My friend John’s a drywall contractor. He keeps his costs down by outsourcing.
John keeps his employee count low. And he outsources as many functions as he can. A few years ago, this didn’t seem to be fashionable. But times change. And in these tough economic times, where cutting costs is in favor and employee related expenses are on the rise, outsourcing seems to be back in vogue. Most smart business people, like John, use outside contractors to do as much as possible.
And why not? Just about everything in John’s life can be outsourced. His bookkeeping. Payroll. Computer support. Filing. Fixing toilets. Everything.
And nowadays, there are more ways than ever to find contracted help. Two websites I know, Elance.com and Guru.com, are right now matching thousands of companies with contractors. Both sites allow a user to search for and find independent workers anywhere in the world, “interview” them online, as well as accept and manage work and payments to them. Elance, for example, makes money when the work is delivered.
When employers make a payment to their service providers, Elance deducts between 6.75% and 8.75% from the payment to cover its costs and transfers the remaining amount directly to the service provider’s account. They also sell membership plans too. I’ve done some worked with the good people at Elance directly and like their service. If you don’t want to deal with a middleman at all, then there are plenty of independents to be found on Craigslist too and that’s totally for free.
When John finds someone to do a job for him, he rarely worries about where that person’s located. That’s because there are so many remote connection tools available today, like Windows Terminal Services and products from Citrix that he can hire people anywhere he wants and then get them connected to the office. So if he finds a great marketing person in Idaho, or an excellent bookkeeper in Waco, he can have them work right from home. Technology has made outsourcing really easy for him.
But penny pinchers like John have to be careful nowadays. There are pretty strict rules about who’s an employee and who’s a contractor. If you break the rules, you may not only be stuck for that person’s back employment taxes but penalties and interest too. And if the IRS thinks this was less than an “honest” mistake then criminal charges could also happen. Not good.
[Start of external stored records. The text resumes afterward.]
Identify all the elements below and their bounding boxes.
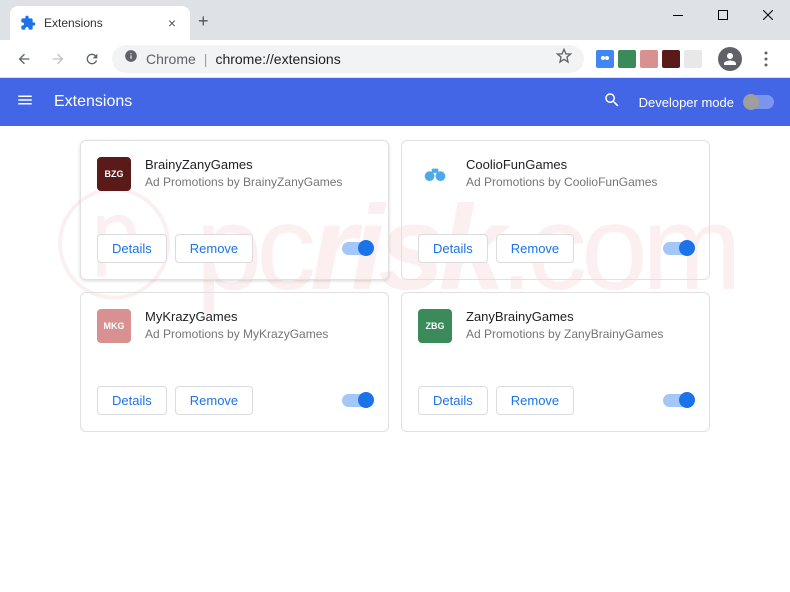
developer-mode-label: Developer mode xyxy=(639,95,734,110)
minimize-button[interactable] xyxy=(655,0,700,30)
extension-toggle[interactable] xyxy=(342,394,372,407)
extension-name: MyKrazyGames xyxy=(145,309,372,324)
extension-card: ZBG ZanyBrainyGames Ad Promotions by Zan… xyxy=(401,292,710,432)
bookmark-star-icon[interactable] xyxy=(556,48,572,69)
extensions-header: Extensions Developer mode xyxy=(0,78,790,126)
tab-close-button[interactable]: × xyxy=(164,15,180,31)
profile-avatar[interactable] xyxy=(718,47,742,71)
remove-button[interactable]: Remove xyxy=(175,234,253,263)
developer-mode-toggle[interactable] xyxy=(744,95,774,109)
new-tab-button[interactable]: + xyxy=(198,11,209,32)
details-button[interactable]: Details xyxy=(97,234,167,263)
extension-logo: ZBG xyxy=(418,309,452,343)
forward-button[interactable] xyxy=(44,45,72,73)
search-icon[interactable] xyxy=(603,91,621,114)
extension-card: MKG MyKrazyGames Ad Promotions by MyKraz… xyxy=(80,292,389,432)
info-icon xyxy=(124,49,138,68)
extension-name: BrainyZanyGames xyxy=(145,157,372,172)
extension-name: CoolioFunGames xyxy=(466,157,693,172)
extension-card: BZG BrainyZanyGames Ad Promotions by Bra… xyxy=(80,140,389,280)
extension-logo: BZG xyxy=(97,157,131,191)
url-toolbar: Chrome | chrome://extensions xyxy=(0,40,790,78)
address-bar[interactable]: Chrome | chrome://extensions xyxy=(112,45,584,73)
toolbar-ext-icon[interactable] xyxy=(596,50,614,68)
menu-icon[interactable] xyxy=(16,91,34,114)
address-prefix: Chrome xyxy=(146,51,196,67)
extension-toggle[interactable] xyxy=(342,242,372,255)
maximize-button[interactable] xyxy=(700,0,745,30)
extension-logo: MKG xyxy=(97,309,131,343)
remove-button[interactable]: Remove xyxy=(175,386,253,415)
toolbar-ext-icon[interactable] xyxy=(684,50,702,68)
extension-toolbar-icons xyxy=(596,50,702,68)
page-title: Extensions xyxy=(54,93,603,111)
extension-description: Ad Promotions by MyKrazyGames xyxy=(145,327,372,341)
remove-button[interactable]: Remove xyxy=(496,234,574,263)
extension-logo xyxy=(418,157,452,191)
extension-name: ZanyBrainyGames xyxy=(466,309,693,324)
reload-button[interactable] xyxy=(78,45,106,73)
toolbar-ext-icon[interactable] xyxy=(662,50,680,68)
window-titlebar: Extensions × + xyxy=(0,0,790,40)
tab-title: Extensions xyxy=(44,16,164,30)
address-url: chrome://extensions xyxy=(215,51,340,67)
close-window-button[interactable] xyxy=(745,0,790,30)
back-button[interactable] xyxy=(10,45,38,73)
window-controls xyxy=(655,0,790,30)
extension-card: CoolioFunGames Ad Promotions by CoolioFu… xyxy=(401,140,710,280)
toolbar-ext-icon[interactable] xyxy=(640,50,658,68)
extension-description: Ad Promotions by ZanyBrainyGames xyxy=(466,327,693,341)
extension-toggle[interactable] xyxy=(663,242,693,255)
remove-button[interactable]: Remove xyxy=(496,386,574,415)
extensions-grid: BZG BrainyZanyGames Ad Promotions by Bra… xyxy=(0,126,790,446)
extension-toggle[interactable] xyxy=(663,394,693,407)
chrome-menu-button[interactable] xyxy=(752,51,780,67)
browser-tab[interactable]: Extensions × xyxy=(10,6,190,40)
puzzle-icon xyxy=(20,15,36,31)
details-button[interactable]: Details xyxy=(418,386,488,415)
toolbar-ext-icon[interactable] xyxy=(618,50,636,68)
details-button[interactable]: Details xyxy=(97,386,167,415)
details-button[interactable]: Details xyxy=(418,234,488,263)
extension-description: Ad Promotions by CoolioFunGames xyxy=(466,175,693,189)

The IRS has rules to follow and a link to them is here: http://www.irs.gov/pub/irs-pdf/p1779.pdf. The good news is that John has common sense. He makes sure that his contractors have no workspace at his offices. He does the appropriate filings. He also likes to see his contractors do work for other people and to that end he’s in the past referred some of them to his customers and suppliers. The more his outsourced telemarketer can show that she’s an independent business with many of her own clients the less of a case the IRS has saying that John’s her employer.
John keeps a close eye on the people he hires as contractors. He talks to them a few times a week. He looks at the invoices they send him and understands the hours they’re charging. In some cases, like when he sends a sub-contractor out to do a job at a customer, he’ll only pay when the job is done. Even as he keeps a close eye out on his independents he still likes to back off a little and let them operate on their own.
That’s because John allows his independent contractors to be…independent. He gives them the respect of a fellow business owner. That’s because they are. He negotiates with them as if they are an independent business. That’s because they’re supposed to be.
Sure, John’s lazy. He doesn’t like to do things for himself. And he doesn’t like to hire more employees. So he outsources. A lot. Because that’s what smart business people do when times are tight. To cut costs. But also to grow their business.